2. Determine what matters most. Domestic travel or international? By land, air, or water? City or country? Beach or mountains? Weekend or extended sojourn? Single destination or constantly on the move? Do you like adventurous activities, cultural opportunities, spa treatments? All three?
3. Go with your gut. Which of the following pops out? Rome and Florence. Caribbean beaches. Canadian ski resorts. Disney in Orlando. Camping in Colorado. A Napa Valley inn. Bird-watching in Central America. Cruising the Mediterranean. A safari in Kenya. Shopping in Hong Kong. This list represents broad types of travel, and your answer might reveal just what kind of travel mood you’re in.
4. Mix-and-match creatively. With a little ingenuity, one destination can meet mixed needs. Cities have it all, or almost all: nonstop action for the go-getters, culture to spare, sophisticated spas. Outdoorsy types may not be in their optimal element, but they can usually find some kind of sporting activity (consider New York’s urban adult playground, Chelsea Piers), and if not, there’s always the hotel gym. Beach vacations can be weak on the cultural front: if that’s a must, pick an exotic locale, or one steeped in history.
5. Be smart when researching multidestination trips. Sure, you can head to airport and airline Web sites to find out where the carriers fly into and out of and when. But you can save steps by heading to sites like Vayama.com and MontroseTravel.com, which have multidestination research and planning functions, or Flylc.com, a site with information on which low-cost carriers fly to which destination in Europe. And if it’s a really complicated trip —say, hopping from one Caribbean island to the next —you can’t beat a travel agent who really knows the region. AirTreks.com is a travel agent specializing in writing multistop international tickets.

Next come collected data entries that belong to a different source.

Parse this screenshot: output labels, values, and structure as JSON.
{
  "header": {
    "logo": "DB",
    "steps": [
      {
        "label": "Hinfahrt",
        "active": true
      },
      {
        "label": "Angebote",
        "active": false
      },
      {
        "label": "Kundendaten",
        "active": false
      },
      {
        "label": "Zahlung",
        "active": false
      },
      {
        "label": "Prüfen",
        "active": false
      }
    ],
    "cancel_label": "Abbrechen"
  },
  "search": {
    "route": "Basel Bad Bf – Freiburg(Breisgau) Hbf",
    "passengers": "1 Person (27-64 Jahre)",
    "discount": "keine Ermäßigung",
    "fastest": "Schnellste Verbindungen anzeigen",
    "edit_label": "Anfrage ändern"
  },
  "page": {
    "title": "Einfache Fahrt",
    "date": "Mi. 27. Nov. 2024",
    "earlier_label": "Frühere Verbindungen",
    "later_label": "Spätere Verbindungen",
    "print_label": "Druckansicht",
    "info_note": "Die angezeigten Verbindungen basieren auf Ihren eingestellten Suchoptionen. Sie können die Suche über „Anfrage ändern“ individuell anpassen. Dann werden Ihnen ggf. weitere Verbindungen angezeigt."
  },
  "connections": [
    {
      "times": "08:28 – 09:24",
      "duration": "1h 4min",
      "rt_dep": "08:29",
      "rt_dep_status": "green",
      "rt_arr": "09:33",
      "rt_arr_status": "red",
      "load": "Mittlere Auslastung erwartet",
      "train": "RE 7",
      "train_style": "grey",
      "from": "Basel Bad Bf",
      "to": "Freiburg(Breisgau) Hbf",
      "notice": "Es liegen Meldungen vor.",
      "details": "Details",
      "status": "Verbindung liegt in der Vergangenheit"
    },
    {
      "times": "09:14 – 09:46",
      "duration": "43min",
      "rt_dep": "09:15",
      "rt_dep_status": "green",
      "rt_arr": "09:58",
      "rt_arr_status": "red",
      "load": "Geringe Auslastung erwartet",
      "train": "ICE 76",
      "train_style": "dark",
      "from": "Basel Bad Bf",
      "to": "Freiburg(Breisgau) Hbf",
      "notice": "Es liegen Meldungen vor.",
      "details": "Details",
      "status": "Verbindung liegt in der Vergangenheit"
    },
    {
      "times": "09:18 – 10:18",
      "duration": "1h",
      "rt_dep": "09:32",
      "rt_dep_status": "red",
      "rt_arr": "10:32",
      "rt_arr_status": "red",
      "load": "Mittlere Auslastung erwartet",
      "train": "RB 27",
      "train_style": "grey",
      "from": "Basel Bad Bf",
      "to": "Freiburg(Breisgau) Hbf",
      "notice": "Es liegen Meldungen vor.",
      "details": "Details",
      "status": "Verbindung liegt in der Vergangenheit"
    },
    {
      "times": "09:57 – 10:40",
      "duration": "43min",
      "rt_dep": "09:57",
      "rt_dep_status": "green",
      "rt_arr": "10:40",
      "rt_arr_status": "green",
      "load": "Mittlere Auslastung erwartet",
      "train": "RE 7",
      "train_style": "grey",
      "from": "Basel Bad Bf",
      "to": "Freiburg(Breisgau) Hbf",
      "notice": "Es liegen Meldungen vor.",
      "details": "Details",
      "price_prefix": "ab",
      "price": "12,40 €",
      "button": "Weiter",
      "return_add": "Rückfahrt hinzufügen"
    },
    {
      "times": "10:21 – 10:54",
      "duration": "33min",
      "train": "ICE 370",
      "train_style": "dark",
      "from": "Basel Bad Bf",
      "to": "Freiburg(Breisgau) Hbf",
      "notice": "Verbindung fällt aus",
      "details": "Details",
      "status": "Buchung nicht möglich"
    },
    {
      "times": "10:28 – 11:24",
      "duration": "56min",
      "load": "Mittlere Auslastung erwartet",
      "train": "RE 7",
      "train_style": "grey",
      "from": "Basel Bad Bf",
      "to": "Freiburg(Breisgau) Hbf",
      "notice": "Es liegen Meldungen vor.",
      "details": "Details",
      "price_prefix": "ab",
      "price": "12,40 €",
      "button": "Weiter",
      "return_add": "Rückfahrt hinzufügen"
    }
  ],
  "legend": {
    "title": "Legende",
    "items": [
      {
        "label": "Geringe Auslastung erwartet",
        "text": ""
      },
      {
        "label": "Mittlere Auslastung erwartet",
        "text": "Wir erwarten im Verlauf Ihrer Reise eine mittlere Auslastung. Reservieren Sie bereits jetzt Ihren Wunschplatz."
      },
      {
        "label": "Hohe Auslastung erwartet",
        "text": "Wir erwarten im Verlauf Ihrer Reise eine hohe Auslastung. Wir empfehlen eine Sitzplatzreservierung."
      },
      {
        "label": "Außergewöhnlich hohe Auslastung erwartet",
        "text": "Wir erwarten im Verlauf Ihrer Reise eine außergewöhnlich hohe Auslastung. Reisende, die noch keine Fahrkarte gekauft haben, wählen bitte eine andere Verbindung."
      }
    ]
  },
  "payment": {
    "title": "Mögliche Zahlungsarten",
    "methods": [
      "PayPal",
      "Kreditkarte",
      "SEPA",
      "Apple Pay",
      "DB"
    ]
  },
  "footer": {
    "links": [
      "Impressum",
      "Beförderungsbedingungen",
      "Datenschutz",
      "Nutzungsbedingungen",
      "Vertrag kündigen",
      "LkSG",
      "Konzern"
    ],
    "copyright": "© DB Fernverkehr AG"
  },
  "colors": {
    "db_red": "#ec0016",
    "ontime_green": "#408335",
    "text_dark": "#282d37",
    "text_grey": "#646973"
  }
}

6. Don’t rule out organized tours. These days, tours are often more about activities or experiences in a given destination than they are about schlepping from place to place on a big bus. Companies run from the refined Abercrombie & Kent variety to ones that appeal to go-getters who’d prefer to ride a bike across Cambodia. Whatever your pleasure, there’s sure to be a tour to match. You can search for a tour operator —by destination, interest, or both —on the National Tour Operators Association’s (www.ntaonline.com) Web site. All operators listed are members of the association and must agree to and follow its code of ethics. Voyagetrek.com is a great place to find operators that specialize in adventure and active travel.